As another precautionary step, have a written plan in place. “The midst of the crisis is not the best time to figure out what to do,” says Walker. Such a plan could include the following:
  1. Name and numbers of a psychiatrist and therapist to call.
  2. Phone numbers for suicide hotlines in your area.
  3. A reminder that calling 911 is a safe thing to do if one is feeling suicidal and is having trouble accessing the psychiatrist or therapist.
  4. Name and directions of the chosen hospital or emergency room.
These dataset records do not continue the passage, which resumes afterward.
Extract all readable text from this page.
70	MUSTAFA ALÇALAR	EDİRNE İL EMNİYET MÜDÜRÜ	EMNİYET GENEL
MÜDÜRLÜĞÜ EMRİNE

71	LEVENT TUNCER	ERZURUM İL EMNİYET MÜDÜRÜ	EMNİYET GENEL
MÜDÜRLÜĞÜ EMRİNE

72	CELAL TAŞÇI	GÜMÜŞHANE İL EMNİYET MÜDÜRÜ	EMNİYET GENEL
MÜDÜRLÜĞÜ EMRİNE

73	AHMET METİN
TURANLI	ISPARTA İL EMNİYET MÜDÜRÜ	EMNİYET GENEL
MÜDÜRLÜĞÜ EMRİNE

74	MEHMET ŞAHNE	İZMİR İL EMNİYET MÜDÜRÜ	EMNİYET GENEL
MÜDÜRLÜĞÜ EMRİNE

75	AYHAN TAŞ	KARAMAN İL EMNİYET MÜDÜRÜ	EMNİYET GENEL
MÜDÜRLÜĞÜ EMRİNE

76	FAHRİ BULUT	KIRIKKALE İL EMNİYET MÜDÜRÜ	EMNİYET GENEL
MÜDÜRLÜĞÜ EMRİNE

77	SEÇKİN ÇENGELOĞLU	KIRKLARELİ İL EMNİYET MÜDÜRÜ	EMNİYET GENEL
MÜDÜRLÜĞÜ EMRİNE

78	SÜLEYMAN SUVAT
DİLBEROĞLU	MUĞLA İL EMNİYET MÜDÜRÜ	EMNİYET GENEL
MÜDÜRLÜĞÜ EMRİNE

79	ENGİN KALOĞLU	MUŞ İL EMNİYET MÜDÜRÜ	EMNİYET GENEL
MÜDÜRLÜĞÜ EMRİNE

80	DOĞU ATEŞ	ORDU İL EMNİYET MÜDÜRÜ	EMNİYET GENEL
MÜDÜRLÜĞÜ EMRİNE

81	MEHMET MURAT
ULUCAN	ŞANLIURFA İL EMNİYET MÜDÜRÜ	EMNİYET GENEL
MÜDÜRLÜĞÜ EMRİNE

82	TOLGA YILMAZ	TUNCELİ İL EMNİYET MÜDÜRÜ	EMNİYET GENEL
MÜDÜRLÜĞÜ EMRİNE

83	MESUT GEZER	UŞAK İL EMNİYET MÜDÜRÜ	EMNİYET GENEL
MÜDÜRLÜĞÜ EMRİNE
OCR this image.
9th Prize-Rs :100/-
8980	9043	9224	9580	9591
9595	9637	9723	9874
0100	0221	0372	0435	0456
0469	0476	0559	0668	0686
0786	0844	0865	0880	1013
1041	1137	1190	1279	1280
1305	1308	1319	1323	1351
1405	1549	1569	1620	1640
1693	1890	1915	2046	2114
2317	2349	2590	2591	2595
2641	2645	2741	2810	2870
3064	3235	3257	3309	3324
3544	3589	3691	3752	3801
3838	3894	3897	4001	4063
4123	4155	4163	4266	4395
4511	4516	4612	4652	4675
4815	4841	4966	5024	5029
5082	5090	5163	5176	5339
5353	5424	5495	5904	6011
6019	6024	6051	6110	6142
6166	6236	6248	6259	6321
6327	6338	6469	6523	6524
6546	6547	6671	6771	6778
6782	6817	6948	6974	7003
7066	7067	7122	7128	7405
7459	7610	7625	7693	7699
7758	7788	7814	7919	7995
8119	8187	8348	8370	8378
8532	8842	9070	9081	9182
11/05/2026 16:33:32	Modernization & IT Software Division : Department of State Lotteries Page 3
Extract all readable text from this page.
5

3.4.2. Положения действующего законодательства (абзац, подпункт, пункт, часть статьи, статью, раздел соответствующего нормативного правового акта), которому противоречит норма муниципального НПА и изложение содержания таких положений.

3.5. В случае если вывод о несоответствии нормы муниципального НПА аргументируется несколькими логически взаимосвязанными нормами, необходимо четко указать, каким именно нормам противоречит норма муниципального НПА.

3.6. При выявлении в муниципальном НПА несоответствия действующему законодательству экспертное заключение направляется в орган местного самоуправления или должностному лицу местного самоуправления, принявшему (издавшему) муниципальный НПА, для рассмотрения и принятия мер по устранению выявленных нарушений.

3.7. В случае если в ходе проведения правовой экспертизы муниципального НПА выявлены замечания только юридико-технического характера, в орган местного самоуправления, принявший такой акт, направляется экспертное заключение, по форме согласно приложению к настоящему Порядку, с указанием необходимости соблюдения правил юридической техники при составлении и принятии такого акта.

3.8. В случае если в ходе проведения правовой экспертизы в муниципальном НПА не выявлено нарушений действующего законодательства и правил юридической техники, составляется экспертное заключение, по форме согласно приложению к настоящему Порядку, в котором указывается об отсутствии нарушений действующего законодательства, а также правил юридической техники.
  5. Insurance information if you need to go to the emergency room.
  6. Written list of all medications.
  7. For bipolar patients, a list of “reasons to live” and “why suicide thoughts are distorted,” to reference when thinking of suicide.
Still, “one of the best suicide preventers is to help the person discover what it is that they have to give to other people and the world, and to help them develop that talent,” says Thomas Jensen, MD, Medical Director of the International Bipolar Association. “Without believing one has something of value to contribute, it is extremely difficult to address social isolation and poor self-esteem.”
Unfortunately, in spite of Joshua Mark’s considerable talents, he was unable to see this for himself.